Multiple phenotypically distinct smooth muscle cell populations exist in the adult and developing bovine pulmonary arterial media in vivo.

Different smooth muscle cell (SMC) functions may require different cell phenotypes. Because the main pulmonary artery performs diverse functions, we hypothesized that it would contain heterogeneous SMC populations. If the hypothesis were confirmed, we wished to determine the developmental origin of the different populations. Using specific antibodies, we analyzed the expression of smooth muscle (SM) contractile and cytoskeletal proteins (alpha-SM-actin, SM myosin, calponin, desmin, and meta-vinculin) in the main pulmonary artery of fetal (60 to 270 days of gestation), neonatal, and adult animals.
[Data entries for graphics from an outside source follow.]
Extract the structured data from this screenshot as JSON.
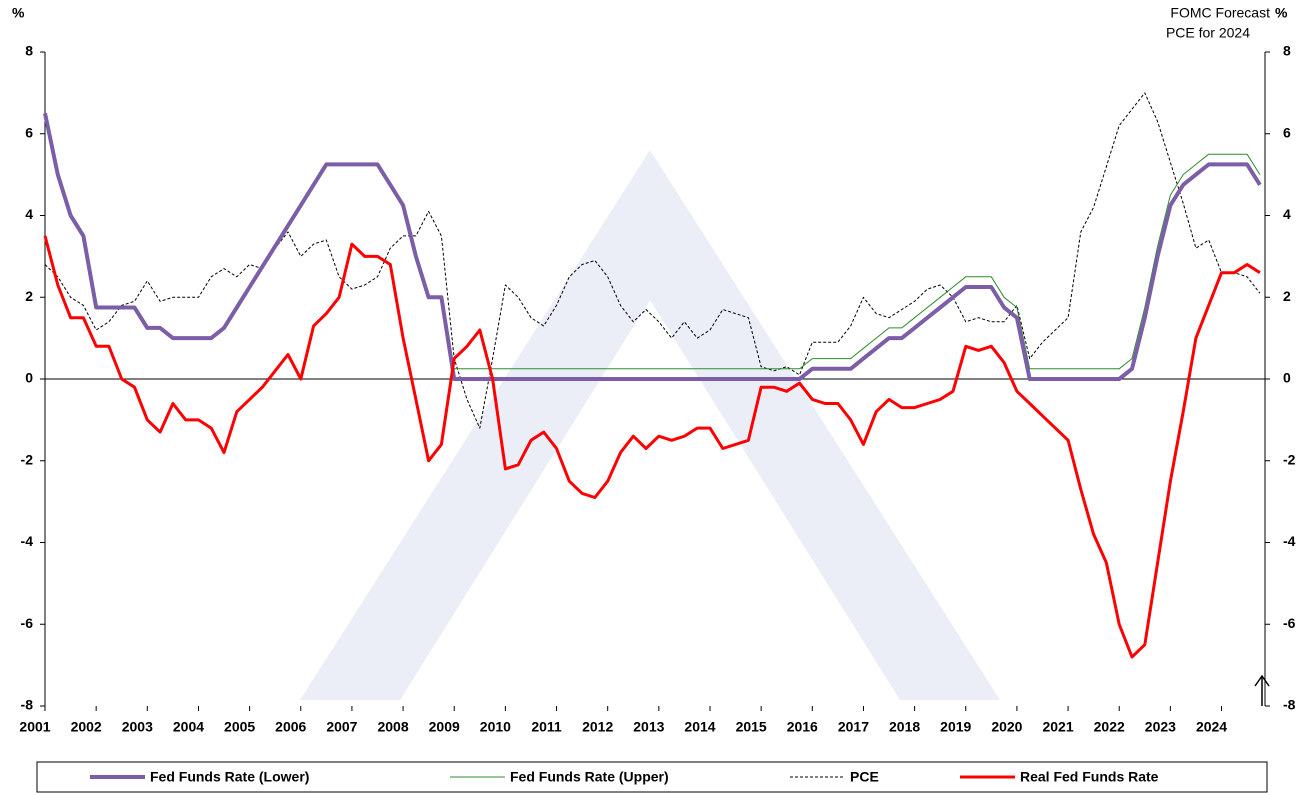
{
  "chart_data": {
    "type": "line",
    "y_label": "%",
    "y2_label": "%",
    "annotation": [
      "FOMC Forecast",
      "PCE for 2024"
    ],
    "xlim": [
      2001,
      2024.85
    ],
    "xticks": [
      2001,
      2002,
      2003,
      2004,
      2005,
      2006,
      2007,
      2008,
      2009,
      2010,
      2011,
      2012,
      2013,
      2014,
      2015,
      2016,
      2017,
      2018,
      2019,
      2020,
      2021,
      2022,
      2023,
      2024
    ],
    "ylim": [
      -8,
      8
    ],
    "yticks": [
      -8,
      -6,
      -4,
      -2,
      0,
      2,
      4,
      6,
      8
    ],
    "y2lim": [
      -8,
      8
    ],
    "y2ticks": [
      -8,
      -6,
      -4,
      -2,
      0,
      2,
      4,
      6,
      8
    ],
    "x": [
      2001,
      2001.25,
      2001.5,
      2001.75,
      2002,
      2002.25,
      2002.5,
      2002.75,
      2003,
      2003.25,
      2003.5,
      2003.75,
      2004,
      2004.25,
      2004.5,
      2004.75,
      2005,
      2005.25,
      2005.5,
      2005.75,
      2006,
      2006.25,
      2006.5,
      2006.75,
      2007,
      2007.25,
      2007.5,
      2007.75,
      2008,
      2008.25,
      2008.5,
      2008.75,
      2009,
      2009.25,
      2009.5,
      2009.75,
      2010,
      2010.25,
      2010.5,
      2010.75,
      2011,
      2011.25,
      2011.5,
      2011.75,
      2012,
      2012.25,
      2012.5,
      2012.75,
      2013,
      2013.25,
      2013.5,
      2013.75,
      2014,
      2014.25,
      2014.5,
      2014.75,
      2015,
      2015.25,
      2015.5,
      2015.75,
      2016,
      2016.25,
      2016.5,
      2016.75,
      2017,
      2017.25,
      2017.5,
      2017.75,
      2018,
      2018.25,
      2018.5,
      2018.75,
      2019,
      2019.25,
      2019.5,
      2019.75,
      2020,
      2020.25,
      2020.5,
      2020.75,
      2021,
      2021.25,
      2021.5,
      2021.75,
      2022,
      2022.25,
      2022.5,
      2022.75,
      2023,
      2023.25,
      2023.5,
      2023.75,
      2024,
      2024.25,
      2024.5,
      2024.75
    ],
    "series": [
      {
        "name": "Fed Funds Rate (Lower)",
        "color": "#7b5ea7",
        "width": 4,
        "dash": false,
        "values": [
          6.5,
          5.0,
          4.0,
          3.5,
          1.75,
          1.75,
          1.75,
          1.75,
          1.25,
          1.25,
          1.0,
          1.0,
          1.0,
          1.0,
          1.25,
          1.75,
          2.25,
          2.75,
          3.25,
          3.75,
          4.25,
          4.75,
          5.25,
          5.25,
          5.25,
          5.25,
          5.25,
          4.75,
          4.25,
          3.0,
          2.0,
          2.0,
          0,
          0,
          0,
          0,
          0,
          0,
          0,
          0,
          0,
          0,
          0,
          0,
          0,
          0,
          0,
          0,
          0,
          0,
          0,
          0,
          0,
          0,
          0,
          0,
          0,
          0,
          0,
          0,
          0.25,
          0.25,
          0.25,
          0.25,
          0.5,
          0.75,
          1.0,
          1.0,
          1.25,
          1.5,
          1.75,
          2.0,
          2.25,
          2.25,
          2.25,
          1.75,
          1.5,
          0,
          0,
          0,
          0,
          0,
          0,
          0,
          0,
          0.25,
          1.5,
          3.0,
          4.25,
          4.75,
          5.0,
          5.25,
          5.25,
          5.25,
          5.25,
          4.75
        ]
      },
      {
        "name": "Fed Funds Rate (Upper)",
        "color": "#2e8b2e",
        "width": 1,
        "dash": false,
        "values": [
          6.5,
          5.0,
          4.0,
          3.5,
          1.75,
          1.75,
          1.75,
          1.75,
          1.25,
          1.25,
          1.0,
          1.0,
          1.0,
          1.0,
          1.25,
          1.75,
          2.25,
          2.75,
          3.25,
          3.75,
          4.25,
          4.75,
          5.25,
          5.25,
          5.25,
          5.25,
          5.25,
          4.75,
          4.25,
          3.0,
          2.0,
          2.0,
          0.25,
          0.25,
          0.25,
          0.25,
          0.25,
          0.25,
          0.25,
          0.25,
          0.25,
          0.25,
          0.25,
          0.25,
          0.25,
          0.25,
          0.25,
          0.25,
          0.25,
          0.25,
          0.25,
          0.25,
          0.25,
          0.25,
          0.25,
          0.25,
          0.25,
          0.25,
          0.25,
          0.25,
          0.5,
          0.5,
          0.5,
          0.5,
          0.75,
          1.0,
          1.25,
          1.25,
          1.5,
          1.75,
          2.0,
          2.25,
          2.5,
          2.5,
          2.5,
          2.0,
          1.75,
          0.25,
          0.25,
          0.25,
          0.25,
          0.25,
          0.25,
          0.25,
          0.25,
          0.5,
          1.75,
          3.25,
          4.5,
          5.0,
          5.25,
          5.5,
          5.5,
          5.5,
          5.5,
          5.0
        ]
      },
      {
        "name": "PCE",
        "color": "#000000",
        "width": 1,
        "dash": true,
        "values": [
          2.8,
          2.5,
          2.0,
          1.8,
          1.2,
          1.4,
          1.8,
          1.9,
          2.4,
          1.9,
          2.0,
          2.0,
          2.0,
          2.5,
          2.7,
          2.5,
          2.8,
          2.7,
          3.2,
          3.6,
          3.0,
          3.3,
          3.4,
          2.5,
          2.2,
          2.3,
          2.5,
          3.2,
          3.5,
          3.5,
          4.1,
          3.5,
          0.5,
          -0.5,
          -1.2,
          0.5,
          2.3,
          2.0,
          1.5,
          1.3,
          1.8,
          2.5,
          2.8,
          2.9,
          2.5,
          1.8,
          1.4,
          1.7,
          1.4,
          1.0,
          1.4,
          1.0,
          1.2,
          1.7,
          1.6,
          1.5,
          0.3,
          0.2,
          0.3,
          0.1,
          0.9,
          0.9,
          0.9,
          1.3,
          2.0,
          1.6,
          1.5,
          1.7,
          1.9,
          2.2,
          2.3,
          2.0,
          1.4,
          1.5,
          1.4,
          1.4,
          1.8,
          0.5,
          0.9,
          1.2,
          1.5,
          3.6,
          4.2,
          5.2,
          6.2,
          6.6,
          7.0,
          6.3,
          5.3,
          4.3,
          3.2,
          3.4,
          2.6,
          2.6,
          2.5,
          2.1
        ]
      },
      {
        "name": "Real Fed Funds Rate",
        "color": "#ff0000",
        "width": 3,
        "dash": false,
        "values": [
          3.5,
          2.3,
          1.5,
          1.5,
          0.8,
          0.8,
          0.0,
          -0.2,
          -1.0,
          -1.3,
          -0.6,
          -1.0,
          -1.0,
          -1.2,
          -1.8,
          -0.8,
          -0.5,
          -0.2,
          0.2,
          0.6,
          0.0,
          1.3,
          1.6,
          2.0,
          3.3,
          3.0,
          3.0,
          2.8,
          1.0,
          -0.5,
          -2.0,
          -1.6,
          0.5,
          0.8,
          1.2,
          0.0,
          -2.2,
          -2.1,
          -1.5,
          -1.3,
          -1.7,
          -2.5,
          -2.8,
          -2.9,
          -2.5,
          -1.8,
          -1.4,
          -1.7,
          -1.4,
          -1.5,
          -1.4,
          -1.2,
          -1.2,
          -1.7,
          -1.6,
          -1.5,
          -0.2,
          -0.2,
          -0.3,
          -0.1,
          -0.5,
          -0.6,
          -0.6,
          -1.0,
          -1.6,
          -0.8,
          -0.5,
          -0.7,
          -0.7,
          -0.6,
          -0.5,
          -0.3,
          0.8,
          0.7,
          0.8,
          0.4,
          -0.3,
          -0.6,
          -0.9,
          -1.2,
          -1.5,
          -2.7,
          -3.8,
          -4.5,
          -6.0,
          -6.8,
          -6.5,
          -4.5,
          -2.5,
          -0.8,
          1.0,
          1.8,
          2.6,
          2.6,
          2.8,
          2.6
        ]
      }
    ]
  }
}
We demonstrated the existence of a complex, site-specific heterogeneity in the structure and cellular composition of the pulmonary arterial wall. We found that at least four cell/SMC phenotypes, based on immunobiochemical characteristics, cell morphology, and elastic lamellae arrangement pattern, were simultaneously expressed within the mature arterial media. Further, we were able to assess phenotypic alterations in each of the four identified cell populations during development. We found that each cell population within the arterial media expressed alpha-SM-actin at least at certain stages of development, thus demonstrating its smooth muscle identity. However, each cell population progressed along different developmental pathways, suggesting the existence of multiple and distinct cell lineages. A novel anti-metavinculin antibody described in this study reliably distinguished one SMC population from the others during all the developmental stages analyzed. We conclude that the pulmonary arterial media is indeed composed of multiple phenotypically distinct cell/SMC populations with unique lineages. We speculate that these distinct cell populations may serve different functions within the arterial media and may also respond in unique ways to pathophysiological stimuli.